Because of these reasons, we expect everyone working on the Steno UK Biobank project to use Git and use Steno’s GitHub Organization account to store their project.

Steps everytime you enter into the UKB RAP

  1. Whenever you open up the UKB RAP, you won’t have your project files nor have any packages installed. So you’ll need to do a few set up tasks each time you work in the RAP. I’ve written a function that you can source directly that will take you through the steps needed to have everything set up. Run these two lines of code in the R Console, and afterwards follow the instructions on the Console.

    install.packages("pak")
    rstudioapi::restartSession()

    Once this finishes restarting the session, run the next line:

    pak::pak("steno-aarhus/ukbAid", ask = FALSE)
    rstudioapi::restartSession()

    And, unfortunately, you’ll have to restart again to then run the next line:

    ukbAid::proj_setup_rap()
    Note

    Since UKB RAP deletes everything when you Terminate the session, you’ll be backing up your project on GitHub. What this function above does is install the necessary packages, installs the ukbAid package, sets up your Git config, sets up your authentication (credentials) to connect to GitHub, and finally downloads your GitHub repository into the RAP environment.

  2. Once the project is downloaded from GitHub and created the project in the RAP, you can open it by clicking the .Rproj file inside the project folder.

  3. You may have to update your credentials after opening up your project, so run this code to paste in your GitHub PAT token.

    gitcreds::gitcreds_set()
  4. Then, run these two lines of code in the Console while inside your RStudio Project:

    pak::pak(ask = FALSE)
    targets::tar_make()

    More details about this step is also found in your own project’s main README.md file.

  5. When you’ve finished selecting the variables you want in the data-raw/project-variables.csv, you will need to open up the data-raw/create-data.R script and follow the instructions there to create your dataset.

Remember to frequently commit and push your file changes to your GitHub.

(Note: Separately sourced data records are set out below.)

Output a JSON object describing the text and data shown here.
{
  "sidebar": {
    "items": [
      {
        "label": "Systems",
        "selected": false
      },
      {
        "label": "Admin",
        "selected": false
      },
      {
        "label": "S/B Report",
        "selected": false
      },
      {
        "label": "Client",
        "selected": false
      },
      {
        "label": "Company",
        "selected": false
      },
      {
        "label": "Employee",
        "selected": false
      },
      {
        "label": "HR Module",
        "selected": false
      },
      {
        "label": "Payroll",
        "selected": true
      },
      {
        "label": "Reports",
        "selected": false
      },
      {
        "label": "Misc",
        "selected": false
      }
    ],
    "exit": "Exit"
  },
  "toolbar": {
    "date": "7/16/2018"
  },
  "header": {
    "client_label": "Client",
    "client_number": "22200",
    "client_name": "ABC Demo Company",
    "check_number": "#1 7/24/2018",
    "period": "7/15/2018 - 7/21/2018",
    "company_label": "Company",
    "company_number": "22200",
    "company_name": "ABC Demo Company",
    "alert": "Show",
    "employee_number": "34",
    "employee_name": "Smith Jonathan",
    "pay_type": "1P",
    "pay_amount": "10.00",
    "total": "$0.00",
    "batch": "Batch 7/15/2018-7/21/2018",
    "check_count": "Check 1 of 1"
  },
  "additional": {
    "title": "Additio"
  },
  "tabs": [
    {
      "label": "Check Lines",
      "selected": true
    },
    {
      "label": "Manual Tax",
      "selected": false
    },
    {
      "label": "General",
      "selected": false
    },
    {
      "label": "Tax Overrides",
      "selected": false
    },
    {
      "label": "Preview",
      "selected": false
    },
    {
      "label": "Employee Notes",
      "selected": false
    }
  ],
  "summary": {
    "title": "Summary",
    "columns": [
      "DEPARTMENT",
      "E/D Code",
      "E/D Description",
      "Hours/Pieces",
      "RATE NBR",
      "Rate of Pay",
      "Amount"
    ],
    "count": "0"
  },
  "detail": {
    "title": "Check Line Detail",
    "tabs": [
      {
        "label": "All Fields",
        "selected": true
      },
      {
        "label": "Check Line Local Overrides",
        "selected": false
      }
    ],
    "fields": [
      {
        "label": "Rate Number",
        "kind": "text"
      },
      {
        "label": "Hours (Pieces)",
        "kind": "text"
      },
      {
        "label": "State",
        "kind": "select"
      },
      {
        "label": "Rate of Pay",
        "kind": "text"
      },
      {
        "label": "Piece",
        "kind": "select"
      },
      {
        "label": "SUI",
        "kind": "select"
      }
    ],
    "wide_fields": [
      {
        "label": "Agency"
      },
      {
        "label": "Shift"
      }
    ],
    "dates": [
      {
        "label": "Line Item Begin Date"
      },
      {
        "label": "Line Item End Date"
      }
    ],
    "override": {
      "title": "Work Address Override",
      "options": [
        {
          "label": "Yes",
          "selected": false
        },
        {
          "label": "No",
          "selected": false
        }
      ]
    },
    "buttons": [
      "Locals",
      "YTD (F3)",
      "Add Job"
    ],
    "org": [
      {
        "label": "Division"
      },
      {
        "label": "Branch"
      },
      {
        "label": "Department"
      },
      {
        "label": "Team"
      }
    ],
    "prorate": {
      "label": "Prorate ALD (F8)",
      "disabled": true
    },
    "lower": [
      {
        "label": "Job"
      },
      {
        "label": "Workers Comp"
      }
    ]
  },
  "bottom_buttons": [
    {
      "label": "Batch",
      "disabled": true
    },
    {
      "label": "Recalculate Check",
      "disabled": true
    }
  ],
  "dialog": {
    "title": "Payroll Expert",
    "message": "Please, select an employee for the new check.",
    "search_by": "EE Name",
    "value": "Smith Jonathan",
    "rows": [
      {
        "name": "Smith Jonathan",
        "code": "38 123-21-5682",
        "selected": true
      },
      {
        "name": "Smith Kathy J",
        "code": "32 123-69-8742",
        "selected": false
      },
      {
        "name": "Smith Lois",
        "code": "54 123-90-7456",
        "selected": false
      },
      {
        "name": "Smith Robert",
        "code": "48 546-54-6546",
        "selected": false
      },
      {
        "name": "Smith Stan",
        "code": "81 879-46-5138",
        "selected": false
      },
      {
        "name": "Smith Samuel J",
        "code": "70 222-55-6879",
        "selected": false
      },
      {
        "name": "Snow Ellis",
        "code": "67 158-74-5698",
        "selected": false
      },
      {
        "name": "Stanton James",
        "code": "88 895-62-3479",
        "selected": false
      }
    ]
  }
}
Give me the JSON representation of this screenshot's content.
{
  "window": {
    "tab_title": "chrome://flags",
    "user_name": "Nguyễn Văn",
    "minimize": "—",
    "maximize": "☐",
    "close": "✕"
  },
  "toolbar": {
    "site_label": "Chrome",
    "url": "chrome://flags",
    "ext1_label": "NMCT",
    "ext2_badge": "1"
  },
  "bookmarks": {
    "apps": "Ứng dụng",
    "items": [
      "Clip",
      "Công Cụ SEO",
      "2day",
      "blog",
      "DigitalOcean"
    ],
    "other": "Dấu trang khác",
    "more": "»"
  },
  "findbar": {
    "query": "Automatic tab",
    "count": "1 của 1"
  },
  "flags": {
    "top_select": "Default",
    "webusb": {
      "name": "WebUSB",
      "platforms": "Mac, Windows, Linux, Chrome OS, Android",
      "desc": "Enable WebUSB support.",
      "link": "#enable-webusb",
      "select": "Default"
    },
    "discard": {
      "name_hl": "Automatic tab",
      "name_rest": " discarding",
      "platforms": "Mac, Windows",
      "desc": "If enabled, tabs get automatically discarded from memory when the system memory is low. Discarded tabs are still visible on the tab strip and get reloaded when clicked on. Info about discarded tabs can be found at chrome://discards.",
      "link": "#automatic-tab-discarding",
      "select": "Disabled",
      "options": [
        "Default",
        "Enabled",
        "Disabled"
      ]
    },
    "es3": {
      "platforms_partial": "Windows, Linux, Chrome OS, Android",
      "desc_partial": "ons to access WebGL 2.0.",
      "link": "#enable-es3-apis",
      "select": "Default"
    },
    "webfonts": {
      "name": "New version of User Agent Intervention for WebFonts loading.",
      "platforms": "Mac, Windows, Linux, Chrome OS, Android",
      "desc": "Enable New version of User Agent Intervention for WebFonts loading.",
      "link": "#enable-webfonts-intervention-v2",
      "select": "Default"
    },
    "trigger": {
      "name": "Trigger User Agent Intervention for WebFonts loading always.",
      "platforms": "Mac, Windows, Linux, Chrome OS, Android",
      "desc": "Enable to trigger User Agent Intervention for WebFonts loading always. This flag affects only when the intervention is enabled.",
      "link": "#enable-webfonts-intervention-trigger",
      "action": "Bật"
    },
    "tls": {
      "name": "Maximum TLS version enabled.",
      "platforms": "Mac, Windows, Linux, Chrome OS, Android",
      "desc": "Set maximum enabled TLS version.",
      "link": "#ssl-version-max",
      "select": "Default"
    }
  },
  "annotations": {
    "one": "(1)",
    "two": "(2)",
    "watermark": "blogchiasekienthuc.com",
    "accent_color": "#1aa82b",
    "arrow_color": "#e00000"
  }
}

Otherwise all your work on the RAP will be lost next time you login.

Other notes

  • Save your changes in the Git history and push to your GitHub BEFORE Terminating your UKB-RAP project: If you terminate before saving and pushing to GitHub, you will lose your work! Read the Important notes on using GitHub page for more detail.

  • Remember, do not save any data in the Git history unless you have discussed it with the organizing committee. You can save results for tables and figures, as long as they are aggregate or statistical results.